Power amplifiers are used in transmitters to rebroadcast, at high power levels, amplitude modulation (AM) signals, frequency modulation (FM) signals, and quadrature amplitude modulation (QAM) signals. As is known, information is carried in the amplitudes of AM and QAM signals. Because of this, transmitters must accurately rebroadcast these signals, thus the power amplifiers within the transmitters must have high fidelity, i.e. linearly rebroadcast the signals they receive.
To maintain linear performance, the power elements (usually transistors) are operated at levels much below their rated output power levels. Thus, to achieve high output power levels, many power amplifiers include cascaded elements, such that the amplified output of one element is the input of the next element. In this manner, a small change in a first stage typically produces a large change in the final stage output. For this reason, the power amplifier utilizes a feedback control loop, which is regulated by a power control circuit, to maintain output power levels. See FIG. 1 which illustrates two power elements cascaded together, wherein the power level is controlled by a power control circuit.
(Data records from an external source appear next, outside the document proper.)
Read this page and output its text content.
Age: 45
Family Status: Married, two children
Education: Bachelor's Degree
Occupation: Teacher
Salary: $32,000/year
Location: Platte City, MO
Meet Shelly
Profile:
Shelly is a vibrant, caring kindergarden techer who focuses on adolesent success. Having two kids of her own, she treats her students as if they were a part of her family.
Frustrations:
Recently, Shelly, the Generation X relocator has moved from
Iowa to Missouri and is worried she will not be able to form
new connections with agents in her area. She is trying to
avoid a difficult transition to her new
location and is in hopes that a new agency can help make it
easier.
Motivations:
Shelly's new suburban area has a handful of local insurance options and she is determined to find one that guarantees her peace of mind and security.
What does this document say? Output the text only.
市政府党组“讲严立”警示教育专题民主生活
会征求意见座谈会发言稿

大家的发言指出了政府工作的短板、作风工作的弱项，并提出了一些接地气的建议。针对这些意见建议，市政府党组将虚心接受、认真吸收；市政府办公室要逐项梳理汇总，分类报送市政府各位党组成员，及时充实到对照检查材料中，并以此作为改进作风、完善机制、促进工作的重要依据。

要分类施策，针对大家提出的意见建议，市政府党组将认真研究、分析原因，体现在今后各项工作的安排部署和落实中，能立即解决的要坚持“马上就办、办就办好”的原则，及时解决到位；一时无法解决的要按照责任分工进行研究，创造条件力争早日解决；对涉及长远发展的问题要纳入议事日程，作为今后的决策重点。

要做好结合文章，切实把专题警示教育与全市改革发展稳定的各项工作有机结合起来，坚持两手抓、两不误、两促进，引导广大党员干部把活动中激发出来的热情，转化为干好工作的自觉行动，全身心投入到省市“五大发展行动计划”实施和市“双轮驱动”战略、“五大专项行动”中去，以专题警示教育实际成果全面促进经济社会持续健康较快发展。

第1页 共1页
To key-up (transmit) or de-key (cease transmitting) a transmitter, a substantial change in the output power level of the power amplifier is required. Federal Communications Commission (FCC) regulations require transmitters to key-up and de-key very quickly while also minimizing splatter on adjacent channels. To accomplish a rapid transmitter power output level adjustment, the control loop enters into a fast mode of operation for a fixed amount of time which is typically set by a capacitor. When the capacitor becomes charged, the loop settles into a slower more stable mode of operation. For a given set of cascaded elements within a given power amplifier, this method works well at fixed temperatures and output power adjustments. However, if any of these parameters change, the same capacitance produces performance fluctuations. As a result, the transient time may be longer and the output power may overshoot to dangerously high power levels. In addition to achieving dangerously high power levels, the overshooting causes splattering on adjacent channels, i.e. interference with adjacent channels. See FIG. 2 which illustrates a prior art timing response of the relationship between the control voltage (V.sub.C) and output power (P.sub.OUT).
To help reduce the overshoot, one prior art solution was to operate the power amplifier at a higher gain level for a fixed time during an output power adjustment. The fixed time was selected to accommodate worst case conditions. Thus, when these worst case conditions were active, the overshoot was minimal. However, when the output adjustments were not worst case, the overshoot returned and the key-up time would vary based on the output adjustment. FIG. 3 illustrates the timing relationship between the control voltage (V.sub.C) and output power (P.sub.OUT). As shown, for the worst case situation, the overshoot was minimal, however the delay time, t.sub.d, was excessively long. Alternatively, when the delay time was short, the overshoot was substantial.
Therefore, a need exists for a method and apparatus that controls transient responses of a power amplifier such that the transient time is predictable for a variety of output power adjustments with minimal overshoot.